CLI chat and stop strings

  • Chat: --messages-json '[{"role":"user","content":"hi"}]' (auto-applies template)
  • Auto chat for plain prompts: add --auto-chat (or disable with --no-auto-chat); optional --system "You are helpful"
  • Force treating plain prompts as user messages: --assume-user-chat (equivalent to --auto-chat)
  • Stop strings: use --stop or the alias --stop-strings (comma-separated)

Defaults

  • The CLI will, by default, auto-apply chat templates when the loaded tokenizer exposes a chat template (has apply_chat_template and a non-empty chat_template). Use --no-auto-chat to turn this off.

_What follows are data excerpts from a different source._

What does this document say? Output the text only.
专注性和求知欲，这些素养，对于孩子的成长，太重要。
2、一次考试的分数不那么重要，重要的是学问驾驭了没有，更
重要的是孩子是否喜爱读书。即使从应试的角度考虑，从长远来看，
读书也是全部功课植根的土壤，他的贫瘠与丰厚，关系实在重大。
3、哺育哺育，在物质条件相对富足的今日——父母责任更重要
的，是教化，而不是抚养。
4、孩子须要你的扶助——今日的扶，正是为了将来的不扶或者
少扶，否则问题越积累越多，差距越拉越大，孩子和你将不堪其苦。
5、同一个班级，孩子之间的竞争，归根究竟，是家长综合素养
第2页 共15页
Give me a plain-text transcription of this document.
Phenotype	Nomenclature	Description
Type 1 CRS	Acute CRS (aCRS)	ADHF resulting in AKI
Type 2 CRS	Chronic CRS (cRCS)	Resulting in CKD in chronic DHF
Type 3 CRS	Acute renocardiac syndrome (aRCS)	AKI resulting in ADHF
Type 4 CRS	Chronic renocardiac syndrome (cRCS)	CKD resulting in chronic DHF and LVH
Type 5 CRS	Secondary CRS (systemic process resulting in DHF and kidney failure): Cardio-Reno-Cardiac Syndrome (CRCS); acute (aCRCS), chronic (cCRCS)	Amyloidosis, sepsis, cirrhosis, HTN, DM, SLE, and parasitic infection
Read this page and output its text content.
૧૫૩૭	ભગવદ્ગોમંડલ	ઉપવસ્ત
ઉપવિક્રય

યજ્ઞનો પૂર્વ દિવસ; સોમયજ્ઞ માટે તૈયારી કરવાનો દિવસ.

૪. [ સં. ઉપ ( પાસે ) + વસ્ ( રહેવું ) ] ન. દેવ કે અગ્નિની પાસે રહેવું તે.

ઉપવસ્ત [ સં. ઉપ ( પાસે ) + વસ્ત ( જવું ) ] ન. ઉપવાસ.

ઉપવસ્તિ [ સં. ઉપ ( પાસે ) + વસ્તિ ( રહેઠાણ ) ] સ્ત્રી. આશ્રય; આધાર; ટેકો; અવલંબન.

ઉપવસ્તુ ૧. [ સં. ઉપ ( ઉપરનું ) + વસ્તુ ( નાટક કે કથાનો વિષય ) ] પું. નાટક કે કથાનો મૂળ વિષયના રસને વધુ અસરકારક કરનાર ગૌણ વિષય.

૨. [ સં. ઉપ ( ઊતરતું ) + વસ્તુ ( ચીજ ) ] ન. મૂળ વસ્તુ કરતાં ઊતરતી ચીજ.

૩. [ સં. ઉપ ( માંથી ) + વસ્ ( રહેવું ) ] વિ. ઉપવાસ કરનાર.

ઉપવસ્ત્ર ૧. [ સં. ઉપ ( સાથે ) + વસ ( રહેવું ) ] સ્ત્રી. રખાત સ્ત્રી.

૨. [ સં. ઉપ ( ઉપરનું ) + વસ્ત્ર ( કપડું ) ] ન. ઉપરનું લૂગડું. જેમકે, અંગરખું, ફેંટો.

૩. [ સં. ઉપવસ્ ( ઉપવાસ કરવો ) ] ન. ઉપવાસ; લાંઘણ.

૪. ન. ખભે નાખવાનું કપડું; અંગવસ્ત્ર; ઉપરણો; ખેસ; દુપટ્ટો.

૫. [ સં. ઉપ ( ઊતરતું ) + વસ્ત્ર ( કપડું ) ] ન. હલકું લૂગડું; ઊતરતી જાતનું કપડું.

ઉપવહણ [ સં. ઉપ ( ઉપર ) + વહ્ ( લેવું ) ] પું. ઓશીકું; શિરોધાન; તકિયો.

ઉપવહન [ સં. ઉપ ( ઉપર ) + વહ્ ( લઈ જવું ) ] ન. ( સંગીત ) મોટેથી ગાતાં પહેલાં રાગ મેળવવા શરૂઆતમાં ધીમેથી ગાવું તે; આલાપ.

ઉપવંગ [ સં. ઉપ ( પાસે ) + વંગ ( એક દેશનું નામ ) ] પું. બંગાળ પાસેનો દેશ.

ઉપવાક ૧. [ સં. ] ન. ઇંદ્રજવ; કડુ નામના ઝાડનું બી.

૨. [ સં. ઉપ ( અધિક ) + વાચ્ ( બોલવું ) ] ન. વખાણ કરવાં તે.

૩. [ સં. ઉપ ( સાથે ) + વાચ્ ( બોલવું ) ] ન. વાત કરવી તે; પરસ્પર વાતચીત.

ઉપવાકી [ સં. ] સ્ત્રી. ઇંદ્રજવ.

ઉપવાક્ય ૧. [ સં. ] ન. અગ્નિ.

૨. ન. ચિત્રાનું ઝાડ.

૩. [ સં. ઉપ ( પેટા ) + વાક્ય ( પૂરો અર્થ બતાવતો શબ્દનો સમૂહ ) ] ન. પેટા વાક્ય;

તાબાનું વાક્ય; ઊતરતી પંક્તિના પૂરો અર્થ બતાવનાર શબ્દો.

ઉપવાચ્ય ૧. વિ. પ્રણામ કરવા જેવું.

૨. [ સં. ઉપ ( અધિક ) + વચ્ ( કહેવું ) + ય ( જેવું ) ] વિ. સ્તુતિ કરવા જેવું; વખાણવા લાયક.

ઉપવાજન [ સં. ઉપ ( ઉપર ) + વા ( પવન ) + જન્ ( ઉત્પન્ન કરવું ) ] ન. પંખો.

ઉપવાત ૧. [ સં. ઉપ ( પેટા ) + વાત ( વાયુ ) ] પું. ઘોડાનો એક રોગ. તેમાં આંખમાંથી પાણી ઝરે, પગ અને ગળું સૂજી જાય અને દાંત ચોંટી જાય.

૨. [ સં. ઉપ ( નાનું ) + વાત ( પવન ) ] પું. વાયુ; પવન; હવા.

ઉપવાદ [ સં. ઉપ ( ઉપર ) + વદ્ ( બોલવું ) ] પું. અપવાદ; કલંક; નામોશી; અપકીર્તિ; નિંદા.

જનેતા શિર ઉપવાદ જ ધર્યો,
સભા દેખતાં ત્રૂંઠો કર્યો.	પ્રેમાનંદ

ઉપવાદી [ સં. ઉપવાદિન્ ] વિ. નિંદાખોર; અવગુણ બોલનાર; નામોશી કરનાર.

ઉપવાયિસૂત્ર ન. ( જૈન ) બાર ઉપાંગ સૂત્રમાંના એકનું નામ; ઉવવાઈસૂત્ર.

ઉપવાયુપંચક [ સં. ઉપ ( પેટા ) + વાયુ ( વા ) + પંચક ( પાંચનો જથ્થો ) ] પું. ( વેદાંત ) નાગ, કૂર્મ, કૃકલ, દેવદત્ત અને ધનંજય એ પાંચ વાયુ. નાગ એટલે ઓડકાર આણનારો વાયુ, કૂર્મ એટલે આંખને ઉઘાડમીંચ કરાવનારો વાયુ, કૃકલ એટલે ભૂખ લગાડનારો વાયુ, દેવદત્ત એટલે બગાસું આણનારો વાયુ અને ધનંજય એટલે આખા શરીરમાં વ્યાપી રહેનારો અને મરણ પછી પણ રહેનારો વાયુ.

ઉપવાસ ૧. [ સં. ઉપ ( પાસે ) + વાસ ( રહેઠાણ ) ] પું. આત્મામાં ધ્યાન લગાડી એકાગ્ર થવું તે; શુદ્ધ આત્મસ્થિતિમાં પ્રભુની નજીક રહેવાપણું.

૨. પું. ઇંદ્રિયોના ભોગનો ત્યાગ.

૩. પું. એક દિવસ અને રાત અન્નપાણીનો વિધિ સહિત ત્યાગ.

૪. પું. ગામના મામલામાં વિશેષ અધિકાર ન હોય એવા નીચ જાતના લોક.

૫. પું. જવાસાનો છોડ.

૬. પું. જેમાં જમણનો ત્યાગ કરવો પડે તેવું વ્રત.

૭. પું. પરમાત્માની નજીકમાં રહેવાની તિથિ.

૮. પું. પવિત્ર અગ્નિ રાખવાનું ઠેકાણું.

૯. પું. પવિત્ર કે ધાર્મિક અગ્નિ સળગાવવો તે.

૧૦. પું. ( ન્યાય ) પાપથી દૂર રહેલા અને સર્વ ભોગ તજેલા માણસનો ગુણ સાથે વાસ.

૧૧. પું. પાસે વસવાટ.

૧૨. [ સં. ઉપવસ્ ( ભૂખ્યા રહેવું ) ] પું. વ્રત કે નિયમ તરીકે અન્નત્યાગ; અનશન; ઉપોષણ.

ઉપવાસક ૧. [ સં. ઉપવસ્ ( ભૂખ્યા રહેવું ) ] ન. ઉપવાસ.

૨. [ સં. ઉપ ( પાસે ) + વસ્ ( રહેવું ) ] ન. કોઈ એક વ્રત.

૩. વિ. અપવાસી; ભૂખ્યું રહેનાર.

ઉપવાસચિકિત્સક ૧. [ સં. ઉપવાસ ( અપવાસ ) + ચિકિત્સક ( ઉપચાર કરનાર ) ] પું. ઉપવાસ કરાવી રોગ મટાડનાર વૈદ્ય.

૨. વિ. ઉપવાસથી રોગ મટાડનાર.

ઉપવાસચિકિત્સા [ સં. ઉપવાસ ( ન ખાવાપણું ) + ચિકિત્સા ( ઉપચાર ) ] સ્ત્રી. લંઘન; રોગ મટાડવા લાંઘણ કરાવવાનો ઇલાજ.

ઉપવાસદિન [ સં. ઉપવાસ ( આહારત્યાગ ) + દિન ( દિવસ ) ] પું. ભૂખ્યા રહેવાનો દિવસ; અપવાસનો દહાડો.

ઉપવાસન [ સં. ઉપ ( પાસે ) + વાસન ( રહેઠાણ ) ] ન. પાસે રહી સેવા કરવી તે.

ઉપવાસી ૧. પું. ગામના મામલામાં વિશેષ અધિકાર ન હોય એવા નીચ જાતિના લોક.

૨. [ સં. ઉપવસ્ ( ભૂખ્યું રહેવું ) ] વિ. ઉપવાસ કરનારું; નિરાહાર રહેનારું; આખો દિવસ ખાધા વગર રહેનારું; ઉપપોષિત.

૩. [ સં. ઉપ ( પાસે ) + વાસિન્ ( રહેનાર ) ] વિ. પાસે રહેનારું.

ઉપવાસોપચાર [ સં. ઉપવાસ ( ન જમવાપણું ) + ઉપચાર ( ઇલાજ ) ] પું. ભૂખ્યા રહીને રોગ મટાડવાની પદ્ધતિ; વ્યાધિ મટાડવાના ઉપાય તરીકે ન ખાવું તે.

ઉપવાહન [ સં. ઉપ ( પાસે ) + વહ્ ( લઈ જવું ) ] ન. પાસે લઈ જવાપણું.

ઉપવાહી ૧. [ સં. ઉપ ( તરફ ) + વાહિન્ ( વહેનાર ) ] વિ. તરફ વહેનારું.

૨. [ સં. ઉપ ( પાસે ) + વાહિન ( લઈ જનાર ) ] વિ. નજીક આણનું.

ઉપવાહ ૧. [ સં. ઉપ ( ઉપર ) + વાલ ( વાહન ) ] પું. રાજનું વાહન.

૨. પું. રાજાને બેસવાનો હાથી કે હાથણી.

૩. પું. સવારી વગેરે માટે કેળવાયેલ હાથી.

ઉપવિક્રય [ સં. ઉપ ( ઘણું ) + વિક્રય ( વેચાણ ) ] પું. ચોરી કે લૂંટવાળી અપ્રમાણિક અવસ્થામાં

Prefetch and convert (download)

# Download an HF repo and convert to MLX format without loading into memory.
# Prints the local path, e.g., ./mlx_cache/Qwen_Qwen2-7B-Instruct
mlxgk-download --model Qwen/Qwen2-7B-Instruct

# Options
#  --cache-dir DIR           Cache location (default: ./mlx_cache)
#  --quantize                Quantize during conversion
#  --trust-remote-code       Allow custom code from the repo
#  --force                   Reconvert and overwrite existing cache

Adherence eval harness

mlxgk-eval --suite adherence_suite.yaml --markdown report.md --json report.json

Example suite (adherence_suite.yaml):

name: adherence_smoke
model: Qwen/Qwen3-0.6B
cases:
  - name: summary
    prompt: "Return a JSON object with summary and confidence"
    json_schema:
      type: object
      properties:
        summary: {type: string}
        confidence: {type: number}
      required: [summary, confidence]
    retries: 2
    strict_only_json: true

Performance bench

python -m mlx_genkit.tests.perf_bench --hf-model Qwen/Qwen3-0.6B --mlx-model ./mlx_qwen3_0_6b --prompt "Hello performance" --max-tokens 64

Releases

  • Bump version across files (defaults to patch):
    • make bump-version (use PART=minor or PART=major to override)
  • Create and push a git tag (vX.Y.Z):
    • make git-release
    • This tags and pushes the repo; PyPI packaging can be added later.

Notes

  • Parity targets control‑surface equivalence: constraints, stops, finish reasons, determinism; token streams may differ across frameworks/devices.
  • Sampling fast path reuses mlx-lm’s decoding loop and caches for best performance on Apple Silicon.

Known limitations

  • Residual injection uses Python-level patching; highly optimized/compiled paths may bypass it. Use forward_with_hidden(..., strict=True) when you need deterministic capture/injection semantics.
  • Some MLX model classes may not accept input_embeddings (used for soft prompts in training). In those cases, the library now falls back gracefully to standard token-only forward.
  • Beam search applies processors on raw logits and then normalizes (HF behavior). Earlier parity reports in this repo may reflect the previous implementation on normalized logprobs.

Tips

  • When running examples directly from the repo, make sure you’re using the local sources: pip install -e . or run with PYTHONPATH=..
  • Parity/perf harnesses will download HF models; ensure network access and sufficient disk space.